AI Can Ace the Medical Exam. It Still Fails With Real Patients.

A Nature Medicine study shows LLMs perform brilliantly alone — and falter when used by the public. The problem isn’t intelligence. It’s interaction.

On this page

Hook

Large language models can identify the correct condition in ~95% of structured medical test scenarios.

Put them in the hands of real people?

Performance drops below 35%.

That’s not a glitch.

That’s a systems warning.

Context

A 2026 Nature Medicine randomized study tested 1,298 UK adults using GPT-4o, Llama 3, and Command R+ for medical self-assessment.

When evaluated alone, the models performed strongly.

When used by real participants:

  • Relevant conditions were identified in fewer than about one-third of cases
  • Correct triage decisions hovered around ~43%
  • Performance was no better than standard internet search

The failure wasn’t medical knowledge.

It was human–AI interaction.

Paper: https://www.nature.com/articles/s41591-025-04074-y

The Wrong Question

We keep asking:

“Is AI as smart as a doctor?”

That’s the wrong question.

The right question is:

Can ordinary people use this tool safely under uncertainty?

Medicine isn’t a multiple-choice exam.

It’s incomplete information.
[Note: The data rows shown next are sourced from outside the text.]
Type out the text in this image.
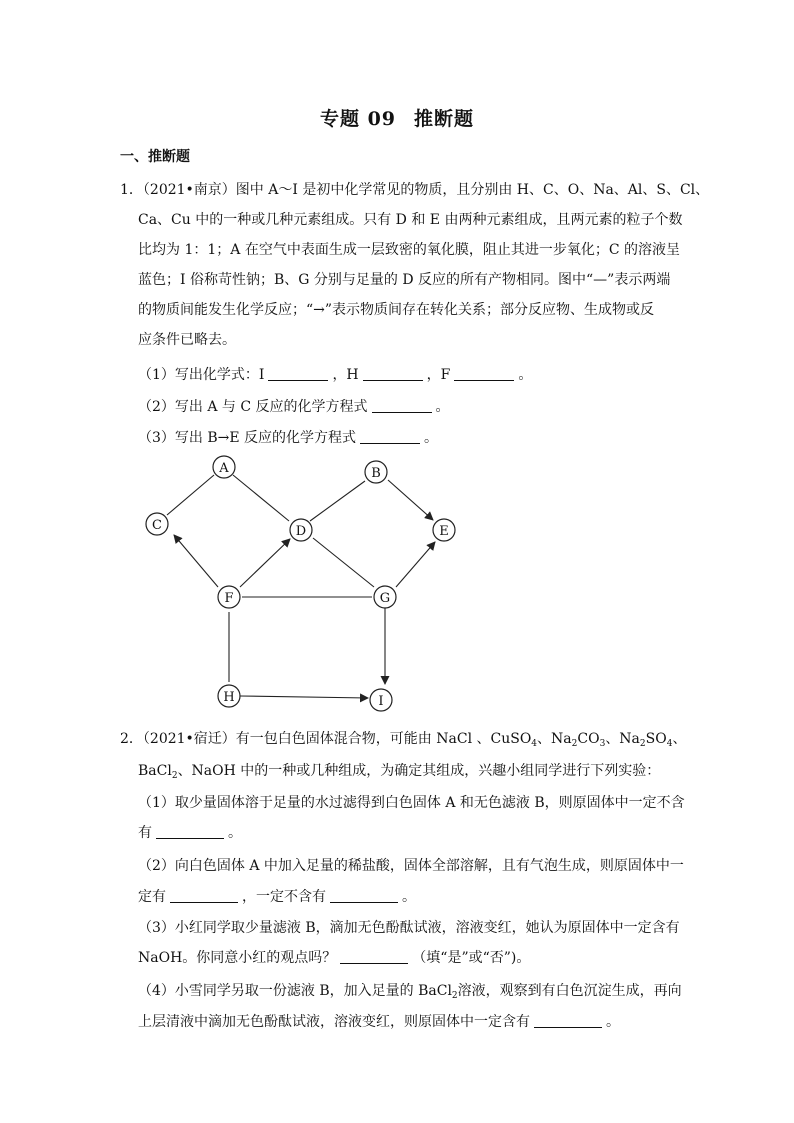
专题 09 推断题
一、推断题
1．（2021•南京）图中 A～I 是初中化学常见的物质，且分别由 H、C、O、Na、Al、S、Cl、
Ca、Cu 中的一种或几种元素组成。只有 D 和 E 由两种元素组成，且两元素的粒子个数
比均为 1：1；A 在空气中表面生成一层致密的氧化膜，阻止其进一步氧化；C 的溶液呈
蓝色；I 俗称苛性钠；B、G 分别与足量的 D 反应的所有产物相同。图中“—”表示两端
的物质间能发生化学反应；“→”表示物质间存在转化关系；部分反应物、生成物或反
应条件已略去。
（1）写出化学式：I	，H	，F	。
（2）写出 A 与 C 反应的化学方程式	。
（3）写出 B→E 反应的化学方程式	。
A	B
C	D	E
F	G
H	I
2．（2021•宿迁）有一包白色固体混合物，可能由 NaCl 、CuSO$_4$、$Na_2CO_3$、$Na_2SO_4$、
BaCl$_2$、NaOH 中的一种或几种组成，为确定其组成，兴趣小组同学进行下列实验：
（1）取少量固体溶于足量的水过滤得到白色固体 A 和无色滤液 B，则原固体中一定不含
有	。
（2）向白色固体 A 中加入足量的稀盐酸，固体全部溶解，且有气泡生成，则原固体中一
定有	，一定不含有	。
（3）小红同学取少量滤液 B，滴加无色酚酞试液，溶液变红，她认为原固体中一定含有
NaOH。你同意小红的观点吗？	（填“是”或“否”)。
（4）小雪同学另取一份滤液 B，加入足量的 BaCl$_2$溶液，观察到有白色沉淀生成，再向
上层清液中滴加无色酚酞试液，溶液变红，则原固体中一定含有	。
Stress. Ambiguity. Risk filtering.

And that’s where the breakdown occurred.

What Actually Failed

The study exposed three consistent failure points:

1) Incomplete information

Users didn’t provide all relevant details (onset, severity, associated symptoms, risk factors).

2) Differential overload

Models generated multiple plausible causes.
Users struggled to identify which one was dangerous.

3) Interpretation error

Even when a correct condition appeared in the conversation, users didn’t consistently act on it.

The models passed the exam.

The interaction failed.

Tools, Not Doctors

LLMs are cognitive amplifiers.

In informed hands, they:

  • Generate differential diagnoses
  • Surface red flags
  • Help structure thinking
  • Improve preparation for clinician visits

In untrained or emotionally distressed hands, they:

  • Create false reassurance
  • Encourage premature closure
  • Inflate trivial explanations
  • Produce misplaced confidence

A chainsaw is powerful.

In trained hands, it builds. In careless hands, it injures.
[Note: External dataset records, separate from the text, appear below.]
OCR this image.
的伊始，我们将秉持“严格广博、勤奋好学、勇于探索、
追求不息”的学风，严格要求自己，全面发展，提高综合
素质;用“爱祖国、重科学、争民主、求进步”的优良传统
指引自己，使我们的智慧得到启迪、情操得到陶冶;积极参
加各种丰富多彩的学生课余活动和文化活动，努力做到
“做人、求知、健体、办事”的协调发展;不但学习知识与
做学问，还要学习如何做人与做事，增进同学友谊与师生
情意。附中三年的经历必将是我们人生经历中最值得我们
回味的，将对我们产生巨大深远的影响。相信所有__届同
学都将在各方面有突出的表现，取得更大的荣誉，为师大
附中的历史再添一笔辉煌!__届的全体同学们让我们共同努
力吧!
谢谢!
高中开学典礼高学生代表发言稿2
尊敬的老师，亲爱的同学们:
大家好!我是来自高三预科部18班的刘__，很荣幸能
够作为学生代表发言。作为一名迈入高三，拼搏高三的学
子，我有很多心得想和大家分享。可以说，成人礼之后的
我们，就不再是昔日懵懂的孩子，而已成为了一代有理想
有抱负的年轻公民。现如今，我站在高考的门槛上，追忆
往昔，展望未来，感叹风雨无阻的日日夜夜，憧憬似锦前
LLMs belong in that category.

Why This Matters for Policy

Developers and regulators often rely on:

  • Medical licensing exam benchmarks
  • Simulated patient interactions
  • Controlled test performance

This study showed those methods do not reliably predict real-world safety.

If AI is going to be deployed as a “front door” to healthcare, it must be evaluated:

  • With real users
  • Under incomplete information
  • Under uncertainty
  • Measuring under-triage (false reassurance) as a core safety outcome

Exam scores are not safety evidence.

The Responsible Path Forward

The answer is not abandonment.

It’s maturity.

AI in healthcare must be:

  • Structured
  • Constrained
  • Explicit about risk
  • Designed to highlight red flags first
  • Tested with real humans before scaling

AI is a tool.

And tools require skill.

Closing

The models passed the medical exam.

The public failed the interaction.

That gap — between capability and safe use —
is where healthcare AI will either mature responsibly…

or cause harm through overconfidence.